Severance follows Mark S (Adam Scott), an employee who works for Lumin Industries in the Macrodata Refinement division. Mark and his coworkers – Dylan (Zach Cherry), Helly R (Britt Lower), and Irving (John Turturro) – are all in the severance program, meaning work memories are completely separate from personal ones. Thanks to a computer chip implanted in their brains, severed employees have two different personas – innies (inside Lumin) and outies (outside Lumin). As soon as employees get into the elevator to enter or leave the office, the computer chip activates one’s innie or outie.

After watching last night’s brilliant season finale, this drama from Apple TV+ is now one of the best television shows in 2022. The show is equal parts sci-fi mystery and workplace comedy. It’s a true slow burn, but not one that wastes entire episodes on explaining exposition with little character development. Every episode peels back a layer of the show’s onion as the employees (and audience) try to figure out the underlying question of the season. What does Lumin do?

The four severed employees start as coworkers, but as the season progresses, they slowly become a family as they band together to figure out their purpose at Lumin. Unlike a lot of workplace dramas and comedies, Severance smartly focuses on the thoughts and feelings of its employees rather than those in charge. That doesn’t mean the higher-ups like Harmony Cobel (Patricia Arquette) and Mr.  Milchick (Tramell Tillman), who both give terrific performances (“Defiant Jazz” is an Emmy worthy submission for Tillman), are neglected along the way. They’re just as clueless about Lumin’s powers and capabilities as the Macrodata Refinement division.

Somehow, the show made cubicles and long hallways visually appealing, and that’s a credit to the show’s creator, Dan Erickson, and primary director* and producer, Ben Stiller. When the employees begin to venture outside of their department and walk the halls that resemble a labyrinth, the music becomes more ominous, and the lighting incorporates more colors to symbolize curiosity and rebellion. Severance takes uneventful tasks such as inputting numbers into a computer and spits out a thrilling adventure about human interaction and responsibility.

*Of the nine episodes, Ben Still directed six while Aoife McArdle directed three.

At the core of the ensemble is Mark, who became a severed employee after the death of his wife. Instead of grieving, he chooses to forget about her for eight hours a day. Mark’s journey from a depressed outie and conservative innie to a curious outie and rebellious innie is the heart of the show. Mark and the rest of the employees want to combine their two halves and become whole again. It’s this idea that the show successfully develops sympathy and understanding as to how people deal with loss and grief.
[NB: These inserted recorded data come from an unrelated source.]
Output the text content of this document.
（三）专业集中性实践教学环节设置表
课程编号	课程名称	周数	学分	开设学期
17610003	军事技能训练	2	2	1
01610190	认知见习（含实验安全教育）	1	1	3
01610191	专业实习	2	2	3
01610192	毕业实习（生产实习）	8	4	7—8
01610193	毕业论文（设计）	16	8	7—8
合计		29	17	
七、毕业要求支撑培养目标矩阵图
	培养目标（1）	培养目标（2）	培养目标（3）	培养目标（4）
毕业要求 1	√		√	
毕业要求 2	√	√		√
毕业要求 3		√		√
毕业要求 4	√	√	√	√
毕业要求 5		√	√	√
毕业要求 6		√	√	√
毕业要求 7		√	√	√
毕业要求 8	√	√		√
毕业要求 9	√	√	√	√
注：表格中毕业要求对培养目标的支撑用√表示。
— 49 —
This brings me to the real reason I’m writing this post, the season finale. It’s one of the tensest and most thrilling 40+ minutes of television I’ve witnessed in the last ten years. Without spoling the plot, every stylistic decision made by Erickson and Stiller is perfect. The fluid camerawork from each character’s innie and outie felt like one continuous movement. The eerie music increasing as the suspense picks up made me want to take a Xanax. Each character’s climactic moment brought me off the couch like I just witnessed a buzzer-beater at Madison Square Garden. (Let’s fix the Knicks, Ben.) The finale is a triumphant victory in how to build suspense and pay it off while still leaving enough on the table to explain in subsequent episodes.

So please, go watch Severance. Season 2 hopefully arrives in 2023. Join this weird world with me and the rest of Lumin Industries.